Background and motivation on the
Quantum Unique Ergodicity conjecture

by Zeev Rudnick


The original conjecture I made with Peter Sarnak concerns the quantum/classical correspondence for chaotic systems. Around 1991, when we were both at Stanford, we saw reports of some strange numerical simulations in chaotic billiards which seems to suggest that some highly excited quantum particles may concentrate on periodic trajectories for the corresponding classical particles. This phenomenon was called "scars" in the physical literature. We proposed a mathematical (rigorous) definition of these scars, nowadays called "strong scars". After looking for these scars in vain in a favorite toy model, namely the modular domain, we made the conjecture that in certain sufficiently chaotic systems, billiard particles on a negatively curved surface, these "scars" cannot occur. This is now called "Quantum Unique Ergodicity" (QUE).

In the special case of the modular domain (and other surfaces associated with congruence groups) a special instance of QUE (relating to Hecke-Maass eigenforms) is now known to be implied by the Generalized Riemann Hypothesis. In the case of COMPACT surfaces associated with quaternion algebras, Lindenstrauss proved QUE (again, only for Hecke eigenforms) but the original case of the modular domain remains open.

QUE is concerned with eigenfunctions of the Laplacian with large eigenvalue, and in the case of the modular domain these are Hecke-Maass forms. By analogy, one may consider holomorphic forms of large weight (again, which are Hecke eigenforms), and it is this case that Holowinsky and Soundararajan solve. Thus the motivation for their work is directly inspired by problems in quantum mechanics of chaotic systems, and in return one may hope that it will impact the case of Maass forms for the modular domain, which is closer to physical models. In fact before their work QUE in that case was known to follow from GRH, and as they say in their paper now "all" one needs is the Ramanujan conjectures.

The special case of modular forms

The problem of the distribution of zeros of modular forms has an amusing history. In the 1960's a number of authors investigated the zeros of the simplest kind of modular form, the holomorphic Eisenstein series

Ek(z)= 1/2 ∑(c,d)=1(cz+d)-k,

and for small weights explicitly located all zeros. In 1968, R.A. Rankin worked out some more cases and conjectured that all these zeros (lying in the fundamental domain) are on the unit circle. Shortly afterward, Swinnerton-Dyer solved Rankin's conjecture in a paper joint with F.K.C. Rankin (Fenny Rankin was Robert Rankin's daughter, at that time an undergraduate at Cambridge). One can surmise that Swinnerton-Dyer had seen how to do it for large weights and enlisted Rankin's daughter to help with some computations with medium-sized weights so as to tease her father...

Around 1998, guided by some developments in the theory of quantum chaos (due to Nonnenmacher and Voros), I realized that the holomorphic Eisenstein series behaved much differently than other modular forms of arithmetic interest, the cuspidal eigenforms.
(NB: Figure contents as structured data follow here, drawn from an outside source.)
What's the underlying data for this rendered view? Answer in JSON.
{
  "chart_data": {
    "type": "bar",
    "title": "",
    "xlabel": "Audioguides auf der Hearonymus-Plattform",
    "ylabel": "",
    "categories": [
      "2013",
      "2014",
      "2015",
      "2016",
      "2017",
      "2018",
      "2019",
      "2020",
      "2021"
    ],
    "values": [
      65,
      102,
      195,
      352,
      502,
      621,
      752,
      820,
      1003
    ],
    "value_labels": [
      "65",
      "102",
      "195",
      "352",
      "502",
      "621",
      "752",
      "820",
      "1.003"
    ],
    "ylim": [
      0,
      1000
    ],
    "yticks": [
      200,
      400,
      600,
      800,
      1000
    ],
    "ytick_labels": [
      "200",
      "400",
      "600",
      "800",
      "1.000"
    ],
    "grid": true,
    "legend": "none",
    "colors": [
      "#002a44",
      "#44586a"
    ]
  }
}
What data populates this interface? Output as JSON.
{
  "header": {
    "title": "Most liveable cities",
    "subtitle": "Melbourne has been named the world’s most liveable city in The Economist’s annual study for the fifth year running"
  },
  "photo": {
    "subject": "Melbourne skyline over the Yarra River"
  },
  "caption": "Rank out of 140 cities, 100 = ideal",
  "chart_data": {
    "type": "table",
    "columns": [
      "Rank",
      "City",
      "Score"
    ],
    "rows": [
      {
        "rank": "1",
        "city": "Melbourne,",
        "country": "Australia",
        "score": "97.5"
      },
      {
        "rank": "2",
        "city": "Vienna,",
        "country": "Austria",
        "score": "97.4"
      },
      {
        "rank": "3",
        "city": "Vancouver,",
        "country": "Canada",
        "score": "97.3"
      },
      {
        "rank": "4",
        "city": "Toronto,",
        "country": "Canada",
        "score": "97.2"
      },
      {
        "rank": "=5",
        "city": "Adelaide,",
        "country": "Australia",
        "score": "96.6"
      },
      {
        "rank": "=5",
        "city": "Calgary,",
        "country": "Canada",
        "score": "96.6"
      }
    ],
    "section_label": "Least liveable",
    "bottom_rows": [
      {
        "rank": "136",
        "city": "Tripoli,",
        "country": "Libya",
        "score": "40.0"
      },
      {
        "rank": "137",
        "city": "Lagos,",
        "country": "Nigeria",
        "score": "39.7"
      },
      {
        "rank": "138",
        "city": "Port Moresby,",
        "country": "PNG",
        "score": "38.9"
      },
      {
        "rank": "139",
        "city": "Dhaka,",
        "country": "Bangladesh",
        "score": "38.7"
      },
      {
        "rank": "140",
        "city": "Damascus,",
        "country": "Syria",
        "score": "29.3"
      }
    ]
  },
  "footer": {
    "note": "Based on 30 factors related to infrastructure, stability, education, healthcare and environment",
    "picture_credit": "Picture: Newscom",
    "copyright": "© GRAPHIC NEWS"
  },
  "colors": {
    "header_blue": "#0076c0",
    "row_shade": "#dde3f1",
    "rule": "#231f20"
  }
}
For these I realized that the zeros are not confined to a small set such as the unit circle, rather they should become dense (in fact uniformly distributed) in the fundamental domain as we increase the weight.

I knew this should follow from a version of Quantum Unique Ergodicity, which in turn should follow from the Generalized Riemann Hypothesis, so should be considered as a scientific fact. I circulated some notes on this but at the time some of the necessary technology (Watson's formula) wasn't written up anywhere and it was only a few years later that I published a formal proof that QUE implies this equidistribution of zeros. I found it a nice interaction between quantum mechanics and number theory.

Holowinsky and Soundararajan have now put the matter to rest. On a number of occasions I offered a cash prize (of 10 Euro) for an unconditional proof and the checks are already in the mail.